Commander Lucas Von blew a cloud of white across the window. “We have to go. Turn around. We have to leave. Now!”
I put the car in park and lowered my window for a better look. “Hello?” I called out.
“What the hell are you doing?”
Something came out of the wreckage. It stood at my height and walked on two legs like a person. But it wore no clothes, and its skin shone as brightly as the bike parked nearby.
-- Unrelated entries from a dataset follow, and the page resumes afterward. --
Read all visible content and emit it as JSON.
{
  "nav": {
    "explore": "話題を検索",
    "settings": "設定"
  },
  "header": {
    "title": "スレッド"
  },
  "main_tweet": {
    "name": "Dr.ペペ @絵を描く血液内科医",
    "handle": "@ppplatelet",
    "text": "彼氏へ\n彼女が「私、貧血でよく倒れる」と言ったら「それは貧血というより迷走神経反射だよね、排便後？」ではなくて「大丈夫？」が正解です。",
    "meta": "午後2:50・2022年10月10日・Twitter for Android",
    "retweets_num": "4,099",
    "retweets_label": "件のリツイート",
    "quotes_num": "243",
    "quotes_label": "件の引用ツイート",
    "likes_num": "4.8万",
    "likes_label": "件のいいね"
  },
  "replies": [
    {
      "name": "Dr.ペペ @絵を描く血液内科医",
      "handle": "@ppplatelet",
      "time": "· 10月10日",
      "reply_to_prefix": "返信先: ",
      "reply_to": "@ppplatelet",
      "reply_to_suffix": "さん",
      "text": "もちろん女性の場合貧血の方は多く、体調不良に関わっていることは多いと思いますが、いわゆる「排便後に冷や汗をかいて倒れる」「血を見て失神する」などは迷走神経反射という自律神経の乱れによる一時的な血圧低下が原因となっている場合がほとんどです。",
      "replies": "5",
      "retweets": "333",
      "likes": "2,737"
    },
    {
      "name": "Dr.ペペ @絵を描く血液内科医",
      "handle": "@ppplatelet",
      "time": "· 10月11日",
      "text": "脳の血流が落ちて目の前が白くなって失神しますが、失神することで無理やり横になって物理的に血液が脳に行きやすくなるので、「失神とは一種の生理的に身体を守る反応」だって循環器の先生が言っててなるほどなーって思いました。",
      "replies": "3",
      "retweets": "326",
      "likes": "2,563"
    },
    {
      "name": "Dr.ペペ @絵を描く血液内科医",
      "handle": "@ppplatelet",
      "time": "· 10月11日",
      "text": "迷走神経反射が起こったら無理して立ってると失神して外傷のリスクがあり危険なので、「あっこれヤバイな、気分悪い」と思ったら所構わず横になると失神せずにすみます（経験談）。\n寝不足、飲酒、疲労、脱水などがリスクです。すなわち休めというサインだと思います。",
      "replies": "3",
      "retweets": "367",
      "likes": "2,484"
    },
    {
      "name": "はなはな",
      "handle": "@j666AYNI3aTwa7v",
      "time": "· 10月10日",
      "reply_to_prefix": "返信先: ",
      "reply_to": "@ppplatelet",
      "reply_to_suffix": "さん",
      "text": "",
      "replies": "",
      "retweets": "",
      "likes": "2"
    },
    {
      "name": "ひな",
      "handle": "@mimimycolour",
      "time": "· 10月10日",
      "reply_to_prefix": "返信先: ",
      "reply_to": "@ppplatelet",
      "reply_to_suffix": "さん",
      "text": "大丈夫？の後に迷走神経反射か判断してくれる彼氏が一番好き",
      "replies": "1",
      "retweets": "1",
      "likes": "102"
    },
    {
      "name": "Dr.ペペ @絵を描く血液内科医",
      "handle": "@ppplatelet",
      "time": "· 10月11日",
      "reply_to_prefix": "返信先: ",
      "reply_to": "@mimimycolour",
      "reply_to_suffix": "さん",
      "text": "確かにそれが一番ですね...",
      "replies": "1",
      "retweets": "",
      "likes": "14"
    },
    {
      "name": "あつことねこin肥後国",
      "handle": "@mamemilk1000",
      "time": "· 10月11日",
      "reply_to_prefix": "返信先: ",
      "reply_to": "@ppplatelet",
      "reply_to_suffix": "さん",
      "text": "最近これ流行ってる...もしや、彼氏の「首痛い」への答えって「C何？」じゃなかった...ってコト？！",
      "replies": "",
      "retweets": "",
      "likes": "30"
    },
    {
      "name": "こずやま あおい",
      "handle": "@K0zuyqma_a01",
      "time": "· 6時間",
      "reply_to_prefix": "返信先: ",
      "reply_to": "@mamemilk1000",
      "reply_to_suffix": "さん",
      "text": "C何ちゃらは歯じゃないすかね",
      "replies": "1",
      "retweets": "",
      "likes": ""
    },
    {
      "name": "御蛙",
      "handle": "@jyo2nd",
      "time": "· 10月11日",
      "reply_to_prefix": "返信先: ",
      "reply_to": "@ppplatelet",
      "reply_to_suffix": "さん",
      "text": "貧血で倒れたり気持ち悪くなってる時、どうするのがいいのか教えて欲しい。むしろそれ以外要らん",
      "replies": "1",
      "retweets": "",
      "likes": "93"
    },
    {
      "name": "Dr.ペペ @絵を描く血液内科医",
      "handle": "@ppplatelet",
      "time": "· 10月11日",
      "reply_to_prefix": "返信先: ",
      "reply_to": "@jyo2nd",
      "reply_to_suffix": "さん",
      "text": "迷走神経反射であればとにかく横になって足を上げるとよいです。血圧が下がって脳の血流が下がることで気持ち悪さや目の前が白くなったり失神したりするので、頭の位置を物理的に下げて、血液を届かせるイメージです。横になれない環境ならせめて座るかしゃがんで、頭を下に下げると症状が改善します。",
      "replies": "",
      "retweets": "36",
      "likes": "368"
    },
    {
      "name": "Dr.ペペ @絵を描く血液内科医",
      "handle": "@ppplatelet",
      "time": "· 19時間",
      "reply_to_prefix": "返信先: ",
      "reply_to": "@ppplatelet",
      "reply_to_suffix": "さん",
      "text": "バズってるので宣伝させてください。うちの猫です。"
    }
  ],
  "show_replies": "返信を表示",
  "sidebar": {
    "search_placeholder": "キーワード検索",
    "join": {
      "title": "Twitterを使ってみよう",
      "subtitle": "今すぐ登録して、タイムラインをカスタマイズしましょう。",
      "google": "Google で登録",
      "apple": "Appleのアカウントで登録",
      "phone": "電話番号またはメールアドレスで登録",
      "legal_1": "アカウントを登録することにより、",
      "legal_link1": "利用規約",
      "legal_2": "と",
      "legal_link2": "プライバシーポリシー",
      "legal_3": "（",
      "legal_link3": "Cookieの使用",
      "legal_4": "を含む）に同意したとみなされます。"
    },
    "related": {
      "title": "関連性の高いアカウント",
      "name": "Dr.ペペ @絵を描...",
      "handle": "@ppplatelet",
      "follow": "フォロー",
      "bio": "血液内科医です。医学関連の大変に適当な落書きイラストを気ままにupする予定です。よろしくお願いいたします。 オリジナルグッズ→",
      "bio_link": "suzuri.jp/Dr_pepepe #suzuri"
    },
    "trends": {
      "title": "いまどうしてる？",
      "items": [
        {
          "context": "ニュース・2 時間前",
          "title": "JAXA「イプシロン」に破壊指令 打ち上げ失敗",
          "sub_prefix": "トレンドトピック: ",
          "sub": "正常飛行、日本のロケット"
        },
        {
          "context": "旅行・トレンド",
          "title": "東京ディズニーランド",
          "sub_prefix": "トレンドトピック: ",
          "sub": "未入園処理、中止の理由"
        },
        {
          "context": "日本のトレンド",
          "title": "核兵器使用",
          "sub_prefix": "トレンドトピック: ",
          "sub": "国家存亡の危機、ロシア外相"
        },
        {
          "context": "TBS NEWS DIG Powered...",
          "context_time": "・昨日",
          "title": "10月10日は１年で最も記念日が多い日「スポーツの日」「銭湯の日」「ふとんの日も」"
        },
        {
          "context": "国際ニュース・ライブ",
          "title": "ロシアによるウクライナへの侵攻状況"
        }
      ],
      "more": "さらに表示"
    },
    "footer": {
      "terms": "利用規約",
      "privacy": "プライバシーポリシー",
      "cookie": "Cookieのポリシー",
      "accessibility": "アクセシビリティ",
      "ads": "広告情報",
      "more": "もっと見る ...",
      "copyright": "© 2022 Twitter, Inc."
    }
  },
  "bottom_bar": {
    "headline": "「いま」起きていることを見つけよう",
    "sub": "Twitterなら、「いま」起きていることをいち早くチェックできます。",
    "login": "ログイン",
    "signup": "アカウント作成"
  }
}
Its face had been sculpted into the general shape of a human’s with no defined features, and the Genesis logo—the letter G shaped to look like a human profile on one side and a gear on the other—glowed in red on its right shoulder.
“It’s a security bot.” I relaxed. “One of the new Android Replacement models. It’s probably just filing a report.”
“Listen to me. I’m in trouble, alright? I can’t tell you the details, but you have to trust me. If that bot comes over here, it’s going to kill us.”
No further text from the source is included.